Devlet-i Ebed Müddet
Battı deseler de o bir gün yine doğacak,
Er-geç nurlar gelip zulmetleri boğacak.
Nûr üstüne nûr saracak arzı dört bir yandan,
Kurtulacak insanlık şu bin bir hafakandan;
Gözyaşından rahmet bulutları çevik-çalak,
Her yana inci inci damlalar yağdıracak.
Diriliş fışkıracak bu sessiz mezardan,
Ellerinde gülden demet bu yeni bahardan..
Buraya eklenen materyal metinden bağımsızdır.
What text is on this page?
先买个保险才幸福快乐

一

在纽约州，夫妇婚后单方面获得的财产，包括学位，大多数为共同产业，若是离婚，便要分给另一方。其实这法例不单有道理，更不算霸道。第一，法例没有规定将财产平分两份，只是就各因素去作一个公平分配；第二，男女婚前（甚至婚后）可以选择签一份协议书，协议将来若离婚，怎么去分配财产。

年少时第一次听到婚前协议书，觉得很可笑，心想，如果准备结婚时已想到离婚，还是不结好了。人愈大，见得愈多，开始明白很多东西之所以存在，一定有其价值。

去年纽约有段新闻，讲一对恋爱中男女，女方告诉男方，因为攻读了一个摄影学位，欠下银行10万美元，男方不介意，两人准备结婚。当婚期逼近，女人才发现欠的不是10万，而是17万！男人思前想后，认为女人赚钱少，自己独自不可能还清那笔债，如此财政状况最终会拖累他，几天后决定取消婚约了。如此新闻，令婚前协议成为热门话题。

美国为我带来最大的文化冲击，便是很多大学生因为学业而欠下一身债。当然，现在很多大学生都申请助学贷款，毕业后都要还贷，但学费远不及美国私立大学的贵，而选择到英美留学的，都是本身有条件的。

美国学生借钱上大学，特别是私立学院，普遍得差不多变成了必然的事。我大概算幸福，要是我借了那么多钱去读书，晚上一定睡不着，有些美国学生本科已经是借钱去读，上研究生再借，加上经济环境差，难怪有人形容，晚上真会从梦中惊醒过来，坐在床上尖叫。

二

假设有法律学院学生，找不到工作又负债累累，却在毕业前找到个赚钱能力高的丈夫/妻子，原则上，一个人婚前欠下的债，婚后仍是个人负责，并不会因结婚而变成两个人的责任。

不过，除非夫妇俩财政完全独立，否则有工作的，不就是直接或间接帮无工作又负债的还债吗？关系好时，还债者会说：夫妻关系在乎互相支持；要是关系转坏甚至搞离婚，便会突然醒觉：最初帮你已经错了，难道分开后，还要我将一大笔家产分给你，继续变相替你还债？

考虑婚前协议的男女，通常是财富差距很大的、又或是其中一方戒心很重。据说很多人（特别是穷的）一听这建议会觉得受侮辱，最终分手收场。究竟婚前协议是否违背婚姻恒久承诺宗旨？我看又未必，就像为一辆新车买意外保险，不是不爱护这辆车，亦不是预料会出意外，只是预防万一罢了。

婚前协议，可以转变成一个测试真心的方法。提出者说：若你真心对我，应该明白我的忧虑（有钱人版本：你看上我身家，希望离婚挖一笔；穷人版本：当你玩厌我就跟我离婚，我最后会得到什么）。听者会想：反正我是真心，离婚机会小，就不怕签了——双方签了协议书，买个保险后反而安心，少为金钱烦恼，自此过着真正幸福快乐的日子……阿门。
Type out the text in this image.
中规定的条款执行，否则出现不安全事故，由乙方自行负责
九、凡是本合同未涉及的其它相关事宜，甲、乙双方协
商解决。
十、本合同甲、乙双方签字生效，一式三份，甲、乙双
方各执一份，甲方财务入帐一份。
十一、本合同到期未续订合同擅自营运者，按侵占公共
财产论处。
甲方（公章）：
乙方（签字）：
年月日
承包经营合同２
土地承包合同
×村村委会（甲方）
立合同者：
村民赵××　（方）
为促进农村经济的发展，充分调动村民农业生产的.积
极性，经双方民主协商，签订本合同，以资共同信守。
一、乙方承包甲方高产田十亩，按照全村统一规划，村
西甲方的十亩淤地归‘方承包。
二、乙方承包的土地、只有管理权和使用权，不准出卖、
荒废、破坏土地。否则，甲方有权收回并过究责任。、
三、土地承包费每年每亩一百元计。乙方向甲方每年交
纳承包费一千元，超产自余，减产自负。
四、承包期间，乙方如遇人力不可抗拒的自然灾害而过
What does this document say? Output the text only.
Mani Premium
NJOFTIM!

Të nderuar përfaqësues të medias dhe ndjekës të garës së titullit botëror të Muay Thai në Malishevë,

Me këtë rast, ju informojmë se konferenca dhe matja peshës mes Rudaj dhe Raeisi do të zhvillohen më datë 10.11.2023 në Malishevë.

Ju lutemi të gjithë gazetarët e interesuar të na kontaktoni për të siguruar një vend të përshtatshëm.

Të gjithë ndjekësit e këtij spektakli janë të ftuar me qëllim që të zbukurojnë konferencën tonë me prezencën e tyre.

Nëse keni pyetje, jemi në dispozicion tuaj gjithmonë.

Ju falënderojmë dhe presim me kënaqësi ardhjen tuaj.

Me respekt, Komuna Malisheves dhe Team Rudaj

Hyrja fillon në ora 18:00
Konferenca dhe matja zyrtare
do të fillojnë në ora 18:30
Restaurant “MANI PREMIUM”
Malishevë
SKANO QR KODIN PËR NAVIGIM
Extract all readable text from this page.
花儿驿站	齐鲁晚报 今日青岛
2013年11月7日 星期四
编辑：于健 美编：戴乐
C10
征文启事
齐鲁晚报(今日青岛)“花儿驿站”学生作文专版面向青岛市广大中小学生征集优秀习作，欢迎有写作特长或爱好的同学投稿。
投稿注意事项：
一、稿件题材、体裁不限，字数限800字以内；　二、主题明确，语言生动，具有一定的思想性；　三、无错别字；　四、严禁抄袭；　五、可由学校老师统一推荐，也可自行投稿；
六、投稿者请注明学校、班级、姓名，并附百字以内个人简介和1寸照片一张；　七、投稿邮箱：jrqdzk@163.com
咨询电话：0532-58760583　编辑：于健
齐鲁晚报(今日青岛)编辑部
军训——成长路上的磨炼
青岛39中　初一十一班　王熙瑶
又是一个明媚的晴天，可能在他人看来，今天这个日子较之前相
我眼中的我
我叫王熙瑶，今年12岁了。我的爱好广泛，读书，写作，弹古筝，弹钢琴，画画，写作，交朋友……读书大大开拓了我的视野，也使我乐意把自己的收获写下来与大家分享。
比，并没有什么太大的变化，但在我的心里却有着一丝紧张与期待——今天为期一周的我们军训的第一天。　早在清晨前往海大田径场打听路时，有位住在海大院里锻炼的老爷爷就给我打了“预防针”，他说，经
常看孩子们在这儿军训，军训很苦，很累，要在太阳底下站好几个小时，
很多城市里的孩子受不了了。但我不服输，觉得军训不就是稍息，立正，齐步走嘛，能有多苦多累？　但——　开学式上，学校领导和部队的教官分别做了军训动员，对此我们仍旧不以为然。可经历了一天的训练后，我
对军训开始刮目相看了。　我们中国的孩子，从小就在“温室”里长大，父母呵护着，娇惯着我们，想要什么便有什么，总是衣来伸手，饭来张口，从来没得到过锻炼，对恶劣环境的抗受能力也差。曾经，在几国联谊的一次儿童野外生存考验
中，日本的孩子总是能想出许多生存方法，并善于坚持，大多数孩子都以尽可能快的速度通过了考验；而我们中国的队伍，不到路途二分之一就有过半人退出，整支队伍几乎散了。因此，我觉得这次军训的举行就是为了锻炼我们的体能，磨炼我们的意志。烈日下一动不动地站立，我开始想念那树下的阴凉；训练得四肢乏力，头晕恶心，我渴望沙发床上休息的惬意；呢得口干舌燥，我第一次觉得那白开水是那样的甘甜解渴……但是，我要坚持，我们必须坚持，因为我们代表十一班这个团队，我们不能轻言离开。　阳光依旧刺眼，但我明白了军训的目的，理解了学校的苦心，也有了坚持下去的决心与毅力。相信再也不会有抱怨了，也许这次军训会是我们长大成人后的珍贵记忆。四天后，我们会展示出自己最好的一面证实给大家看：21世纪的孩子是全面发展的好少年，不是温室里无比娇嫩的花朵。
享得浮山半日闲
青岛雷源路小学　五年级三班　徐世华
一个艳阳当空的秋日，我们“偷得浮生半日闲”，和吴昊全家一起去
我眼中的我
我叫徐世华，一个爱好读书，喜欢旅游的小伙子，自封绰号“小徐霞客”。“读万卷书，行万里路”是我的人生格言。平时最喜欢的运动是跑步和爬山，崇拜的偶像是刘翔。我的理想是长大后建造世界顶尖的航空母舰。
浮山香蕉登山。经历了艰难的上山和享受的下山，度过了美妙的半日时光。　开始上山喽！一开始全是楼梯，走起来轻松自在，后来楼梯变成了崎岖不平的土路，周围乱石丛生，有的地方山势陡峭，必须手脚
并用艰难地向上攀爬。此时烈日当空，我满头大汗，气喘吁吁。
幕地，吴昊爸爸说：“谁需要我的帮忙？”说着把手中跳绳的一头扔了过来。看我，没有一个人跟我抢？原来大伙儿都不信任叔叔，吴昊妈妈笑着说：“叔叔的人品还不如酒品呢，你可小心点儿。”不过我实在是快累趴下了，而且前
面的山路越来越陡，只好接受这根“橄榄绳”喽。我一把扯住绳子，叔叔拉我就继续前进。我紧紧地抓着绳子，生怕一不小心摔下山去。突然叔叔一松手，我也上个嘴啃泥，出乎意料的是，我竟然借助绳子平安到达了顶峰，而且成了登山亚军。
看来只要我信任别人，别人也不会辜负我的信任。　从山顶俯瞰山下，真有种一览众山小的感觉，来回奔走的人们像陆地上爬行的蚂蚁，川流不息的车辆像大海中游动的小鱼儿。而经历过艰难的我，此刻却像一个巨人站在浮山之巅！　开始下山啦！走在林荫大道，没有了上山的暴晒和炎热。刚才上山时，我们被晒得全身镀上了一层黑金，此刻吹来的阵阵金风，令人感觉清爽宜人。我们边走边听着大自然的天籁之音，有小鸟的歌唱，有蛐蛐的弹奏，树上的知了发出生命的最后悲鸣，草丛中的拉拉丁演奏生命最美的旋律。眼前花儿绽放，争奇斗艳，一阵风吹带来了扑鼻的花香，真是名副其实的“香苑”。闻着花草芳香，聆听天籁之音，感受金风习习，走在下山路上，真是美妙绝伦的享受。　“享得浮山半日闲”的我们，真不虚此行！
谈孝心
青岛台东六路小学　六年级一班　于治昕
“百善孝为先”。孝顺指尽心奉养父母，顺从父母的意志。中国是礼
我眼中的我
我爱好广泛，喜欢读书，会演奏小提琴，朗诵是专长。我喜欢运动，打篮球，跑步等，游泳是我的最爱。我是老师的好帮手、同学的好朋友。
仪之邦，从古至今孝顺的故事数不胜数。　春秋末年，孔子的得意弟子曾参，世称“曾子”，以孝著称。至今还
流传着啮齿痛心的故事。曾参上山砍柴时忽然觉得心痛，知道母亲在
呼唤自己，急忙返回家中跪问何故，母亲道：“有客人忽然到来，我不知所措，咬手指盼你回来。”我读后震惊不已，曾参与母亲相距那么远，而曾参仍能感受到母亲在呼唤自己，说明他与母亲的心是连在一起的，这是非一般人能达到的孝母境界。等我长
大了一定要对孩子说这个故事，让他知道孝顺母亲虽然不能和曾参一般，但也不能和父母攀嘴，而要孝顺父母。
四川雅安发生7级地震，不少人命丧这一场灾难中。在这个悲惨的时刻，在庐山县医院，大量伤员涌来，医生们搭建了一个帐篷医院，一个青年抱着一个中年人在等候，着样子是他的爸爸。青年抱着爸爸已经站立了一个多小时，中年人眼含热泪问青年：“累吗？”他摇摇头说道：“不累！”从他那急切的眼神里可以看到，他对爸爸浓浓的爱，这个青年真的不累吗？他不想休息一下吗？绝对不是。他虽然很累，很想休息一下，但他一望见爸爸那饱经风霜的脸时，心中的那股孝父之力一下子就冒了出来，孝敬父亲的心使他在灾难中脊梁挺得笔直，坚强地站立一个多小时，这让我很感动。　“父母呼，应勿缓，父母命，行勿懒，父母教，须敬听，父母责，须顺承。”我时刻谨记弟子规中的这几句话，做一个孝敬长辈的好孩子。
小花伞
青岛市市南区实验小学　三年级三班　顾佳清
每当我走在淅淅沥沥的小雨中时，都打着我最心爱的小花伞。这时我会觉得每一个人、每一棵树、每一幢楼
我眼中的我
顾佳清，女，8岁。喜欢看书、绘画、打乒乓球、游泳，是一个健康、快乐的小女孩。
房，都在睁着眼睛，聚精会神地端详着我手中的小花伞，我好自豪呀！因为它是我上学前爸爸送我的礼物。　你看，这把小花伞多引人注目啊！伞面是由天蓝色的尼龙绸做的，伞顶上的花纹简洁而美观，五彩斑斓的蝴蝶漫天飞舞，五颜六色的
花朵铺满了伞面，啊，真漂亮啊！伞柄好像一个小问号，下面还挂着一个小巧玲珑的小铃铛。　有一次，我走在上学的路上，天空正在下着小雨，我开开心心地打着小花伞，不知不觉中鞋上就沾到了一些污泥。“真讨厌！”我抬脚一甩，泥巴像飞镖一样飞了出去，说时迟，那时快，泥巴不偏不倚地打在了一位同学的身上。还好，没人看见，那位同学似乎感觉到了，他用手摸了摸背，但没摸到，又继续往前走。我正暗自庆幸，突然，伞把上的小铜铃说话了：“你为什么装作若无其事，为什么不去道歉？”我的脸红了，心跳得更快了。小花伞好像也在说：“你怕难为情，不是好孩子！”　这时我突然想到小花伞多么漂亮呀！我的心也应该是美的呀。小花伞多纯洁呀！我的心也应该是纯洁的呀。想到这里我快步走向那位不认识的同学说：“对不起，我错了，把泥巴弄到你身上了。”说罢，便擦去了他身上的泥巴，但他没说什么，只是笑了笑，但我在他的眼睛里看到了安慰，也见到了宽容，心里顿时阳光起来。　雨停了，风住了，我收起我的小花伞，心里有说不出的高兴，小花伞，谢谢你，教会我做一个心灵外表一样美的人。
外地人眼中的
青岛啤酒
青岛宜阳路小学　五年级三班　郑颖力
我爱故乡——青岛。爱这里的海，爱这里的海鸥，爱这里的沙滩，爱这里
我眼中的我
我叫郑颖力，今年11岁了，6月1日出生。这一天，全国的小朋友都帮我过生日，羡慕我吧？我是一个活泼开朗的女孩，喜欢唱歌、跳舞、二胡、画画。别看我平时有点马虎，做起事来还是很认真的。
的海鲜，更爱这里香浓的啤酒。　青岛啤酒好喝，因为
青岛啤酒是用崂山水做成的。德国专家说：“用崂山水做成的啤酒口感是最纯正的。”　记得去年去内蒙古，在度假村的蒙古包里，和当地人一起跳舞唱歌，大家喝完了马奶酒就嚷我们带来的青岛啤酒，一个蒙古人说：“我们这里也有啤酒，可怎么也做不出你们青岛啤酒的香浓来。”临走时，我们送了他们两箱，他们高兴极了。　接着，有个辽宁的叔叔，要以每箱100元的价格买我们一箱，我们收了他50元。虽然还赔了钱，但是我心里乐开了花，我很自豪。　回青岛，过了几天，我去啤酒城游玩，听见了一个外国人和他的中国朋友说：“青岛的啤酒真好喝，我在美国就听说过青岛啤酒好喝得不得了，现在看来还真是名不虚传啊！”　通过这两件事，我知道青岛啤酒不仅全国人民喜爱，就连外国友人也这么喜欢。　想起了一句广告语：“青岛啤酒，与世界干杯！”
Bir bir herkes şu ölüm çukurunu geçecek,
Varıp Hızır’la bir sırlı halvete erecek;
Dudaklarında pırıl pırıl kâseler nûrdan,
İçecekler 'âb-ı hayat' fışkıran pınardan.
İmanı, aşkı, ümidiyle tam şahlanarak,
Bendine sığmayan seller gibi çağlayarak,
Yepyeni bir dirilişe doğru bütün millet..
Dillerde kudsî türkü 'Devlet-i ebed müddet'
Kasvet dolu bir handikâbı daha aşacak
Cedlerin beklediği zirveye ulaşacak...
Hiç durma yürü gönlünde nûr, dilinde hikmet
Az kaldı yol sonuna, hele az daha gayret!.
Kıvran daha bir süre düşünce azabıyla!
Ve rûhunda duyduklarının ızdırabıyla,
Yüksel Sonsuz’a doğru ve milleti de yükselt!
Yükselt ki, biraz ilerde tarih-i şehâmet...
- tarihinde hazırlandı.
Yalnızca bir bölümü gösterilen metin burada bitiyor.